In the past few days, the world had turned upside down. He'd lost all his endowments, while she gained as many.

But he'd never imagined when he met her in the market at Bannisferre that Myrrima would someday slay a Darkling Glory, a beast of legend that he'd never even seen. He'd never imagined that she would take a bow and charge into the ranks of a reaver horde. He'd never imagined that she would want to accompany him to Inkarra.

Perhaps, Borenson thought, she's trying to earn my respect.

But, no, even that seemed wrong. Myrrima wasn't some drooling pup, eager to please. She had a toughness that did not so much beg for admiration as command it.

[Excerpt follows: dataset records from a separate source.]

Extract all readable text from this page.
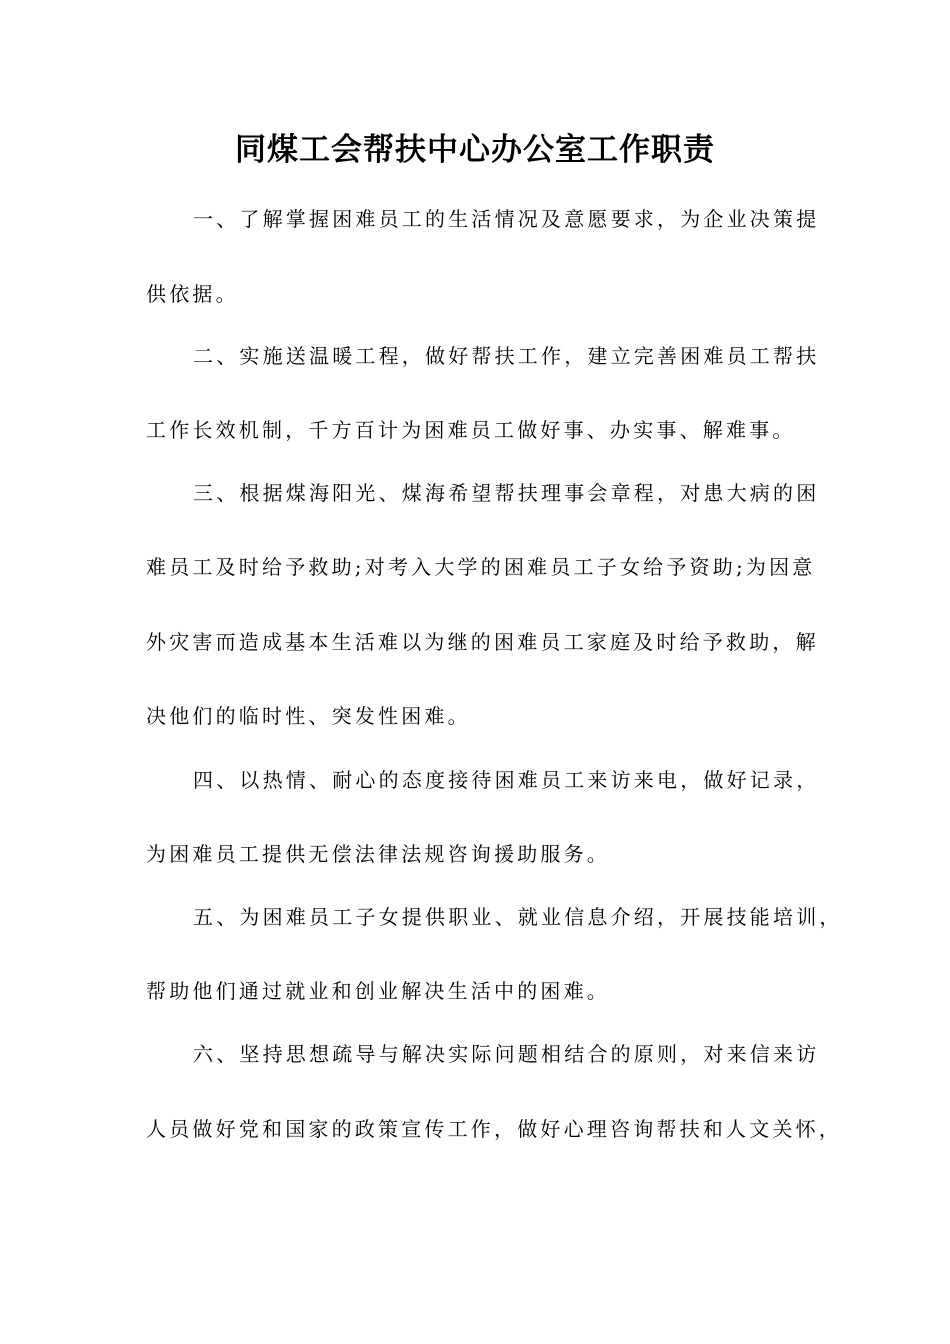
同煤工会帮扶中心办公室工作职责
一、了解掌握困难员工的生活情况及意愿要求，为企业决策提
供依据。
二、实施送温暖工程，做好帮扶工作，建立完善困难员工帮扶
工作长效机制，千方百计为困难员工做好事、办实事、解难事。
三、根据煤海阳光、煤海希望帮扶理事会章程，对患大病的困
难员工及时给予救助;对考入大学的困难员工子女给予资助;为因意
外灾害而造成基本生活难以为继的困难员工家庭及时给予救助，解
决他们的临时性、突发性困难。
四、以热情、耐心的态度接待困难员工来访来电，做好记录，
为困难员工提供无偿法律法规咨询援助服务。
五、为困难员工子女提供职业、就业信息介绍，开展技能培训，
帮助他们通过就业和创业解决生活中的困难。
六、坚持思想疏导与解决实际问题相结合的原则，对来信来访
人员做好党和国家的政策宣传工作，做好心理咨询帮扶和人文关怀，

She was that tough, right down to the core of her soul.

Borenson felt as if he were falling into a trap. He had told Myrrima himself that love was part attraction, part respect. He'd felt attracted to her from the moment he'd met her. And right now, he was feeling a whole lot of respect too.

A trio of gree whipped overhead, blacker than bats, writhing on the wind. The reavers thundered over the grasslands beneath a cloud of the winged beasts. From a distance the reavers had looked like a great gray serpent. Closer up, with the way that air vented from their abdomens, now the snake could be heard to hiss as if in anger.

Out on the plains, Skalbairn's army rode back to join with the Brotherhood of the Wolf.

Borenson worried about his mount. He'd not have bought such an uncouth animal. The piebald mare had an endowment of brawn, one of grace, and two of metabolism, but she kept fighting the bit.

As he neared the reaver horde, the mare tossed her head and shied away. She'd ridden in battle with reavers before. He needed a steady mount, one that trusted him enough to charge a reaver close so that he could bury a lance in it. The mare fought him, tried to race away from the horde.